Whitaker then points to a World Health Organization (WHO) study that was launched in 1969 to compare outcomes (results of treatment). He says, “At both two-year and five-year follow-ups, patients in three poor countries—India, Nigeria and Colombia—were doing dramatically better than patients in the United States and four other developed countries.
“They were much more likely to be fully recovered and faring well in society—‘an exceptionally good social outcome characterized these patients,’ the WHO researchers wrote—and only a small minority had become chronically sick. At five years, about 64 percent of the patients in the poor countries were asymptomatic (without obvious signs or symptoms of disease) and functioning well. Another 12 percent were doing okay, neither fully recovered nor chronically ill, and the final 24 percent were still doing poorly. In contrast, only 18 percent of the patients in the rich countries were asymptomatic and doing well, 17 percent were in the so-so category, and nearly 65 percent had poor outcomes.”
When the results were attacked by psychiatry and the drug companies, WHO launched a follow-up study. As Whitaker notes, “No matter how the data were cut and sliced, outcomes in poor countries were much, much better.” He continued, “Even the statistics were much the same the second time around. In the poor countries, nearly two-thirds of schizophrenics had good outcomes. Only slightly more than one-third became chronically ill.
“In the rich countries, the ratio of good-to-bad outcomes was almost precisely the reverse. Barely more than one-third had good outcomes, and the remaining patients didn’t fare so well… The obvious place to look for a distinguishing variable, then, is in the medical care that was provided. And here there was a clear difference. Doctors in the poor countries did not keep their mad patients on neuroleptics, while doctors in rich countries did. In the poor countries, only 16 percent of the patients were maintained on neuroleptics. In rich countries, 61 percent of the patients were kept on such drugs. That is a statistically powerful correlation between drug use and outcomes.”

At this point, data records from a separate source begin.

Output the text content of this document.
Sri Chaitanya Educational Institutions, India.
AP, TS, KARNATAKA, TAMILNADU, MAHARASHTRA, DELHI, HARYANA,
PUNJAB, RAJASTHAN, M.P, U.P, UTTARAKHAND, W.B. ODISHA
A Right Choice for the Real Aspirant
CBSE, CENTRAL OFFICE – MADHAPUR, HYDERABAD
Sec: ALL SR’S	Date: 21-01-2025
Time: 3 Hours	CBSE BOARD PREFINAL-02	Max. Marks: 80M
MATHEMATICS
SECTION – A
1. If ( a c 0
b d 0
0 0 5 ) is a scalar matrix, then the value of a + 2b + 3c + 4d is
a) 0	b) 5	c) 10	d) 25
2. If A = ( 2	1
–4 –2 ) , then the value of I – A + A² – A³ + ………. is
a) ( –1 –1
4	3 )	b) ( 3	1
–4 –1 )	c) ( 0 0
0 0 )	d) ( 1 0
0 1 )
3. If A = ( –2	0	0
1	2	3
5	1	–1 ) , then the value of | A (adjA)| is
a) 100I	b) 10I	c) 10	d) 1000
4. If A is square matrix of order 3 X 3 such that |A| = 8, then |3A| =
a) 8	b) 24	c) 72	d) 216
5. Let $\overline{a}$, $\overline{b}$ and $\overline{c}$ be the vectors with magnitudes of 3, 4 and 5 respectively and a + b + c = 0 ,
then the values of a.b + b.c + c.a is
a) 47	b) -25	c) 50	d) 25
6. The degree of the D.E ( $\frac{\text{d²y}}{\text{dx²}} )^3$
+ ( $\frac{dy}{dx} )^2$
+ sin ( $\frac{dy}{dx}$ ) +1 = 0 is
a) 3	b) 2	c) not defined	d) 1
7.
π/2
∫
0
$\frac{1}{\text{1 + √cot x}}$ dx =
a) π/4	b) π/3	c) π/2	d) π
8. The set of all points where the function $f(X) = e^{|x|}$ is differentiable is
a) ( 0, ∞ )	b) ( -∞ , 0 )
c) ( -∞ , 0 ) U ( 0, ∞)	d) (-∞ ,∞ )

Whitaker concludes, “In fact, if the past is any guide to the future, today we can be certain of only one thing: The day will come when people will look back at our current medicines for schizophrenia and the stories we tell to patients about their abnormal brain chemistry, and they will shake their heads in utter disbelief.”

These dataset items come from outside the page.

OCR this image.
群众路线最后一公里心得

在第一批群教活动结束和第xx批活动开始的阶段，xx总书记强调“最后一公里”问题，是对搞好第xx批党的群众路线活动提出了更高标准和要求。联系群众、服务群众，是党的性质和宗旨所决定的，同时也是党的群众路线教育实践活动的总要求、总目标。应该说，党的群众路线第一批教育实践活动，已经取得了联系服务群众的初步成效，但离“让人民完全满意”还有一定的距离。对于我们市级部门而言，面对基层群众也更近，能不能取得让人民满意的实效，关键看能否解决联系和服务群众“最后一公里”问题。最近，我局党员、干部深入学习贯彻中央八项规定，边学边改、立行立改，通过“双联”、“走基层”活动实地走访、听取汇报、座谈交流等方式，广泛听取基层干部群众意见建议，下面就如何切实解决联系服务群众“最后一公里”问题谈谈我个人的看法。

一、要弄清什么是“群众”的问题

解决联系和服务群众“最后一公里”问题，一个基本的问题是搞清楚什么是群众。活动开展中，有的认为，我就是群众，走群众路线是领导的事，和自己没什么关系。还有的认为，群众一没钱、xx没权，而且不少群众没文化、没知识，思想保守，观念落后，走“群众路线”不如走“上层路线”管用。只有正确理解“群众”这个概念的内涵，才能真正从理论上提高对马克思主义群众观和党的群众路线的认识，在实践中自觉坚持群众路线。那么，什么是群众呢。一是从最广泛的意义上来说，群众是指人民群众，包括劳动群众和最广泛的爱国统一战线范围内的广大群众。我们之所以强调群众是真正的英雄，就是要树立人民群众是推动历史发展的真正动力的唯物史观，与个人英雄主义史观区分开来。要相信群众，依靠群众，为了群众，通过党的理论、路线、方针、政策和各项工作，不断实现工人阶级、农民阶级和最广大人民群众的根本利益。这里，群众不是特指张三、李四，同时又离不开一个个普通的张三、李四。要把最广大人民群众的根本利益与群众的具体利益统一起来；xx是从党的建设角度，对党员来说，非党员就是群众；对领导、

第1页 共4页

In light of the recent very disturbing financial news, no one can read Whitaker’s well documented book and not ask why we don’t use non-drug and less expensive alternative treatments that seem to improve the quality of life for people with schizophrenia and other “mental ills.” Before we put anyone on a drug, let’s make sure that there is no physical cause that can be treated, and let’s treat all patients with respect and dignity. Why? Because this approach works.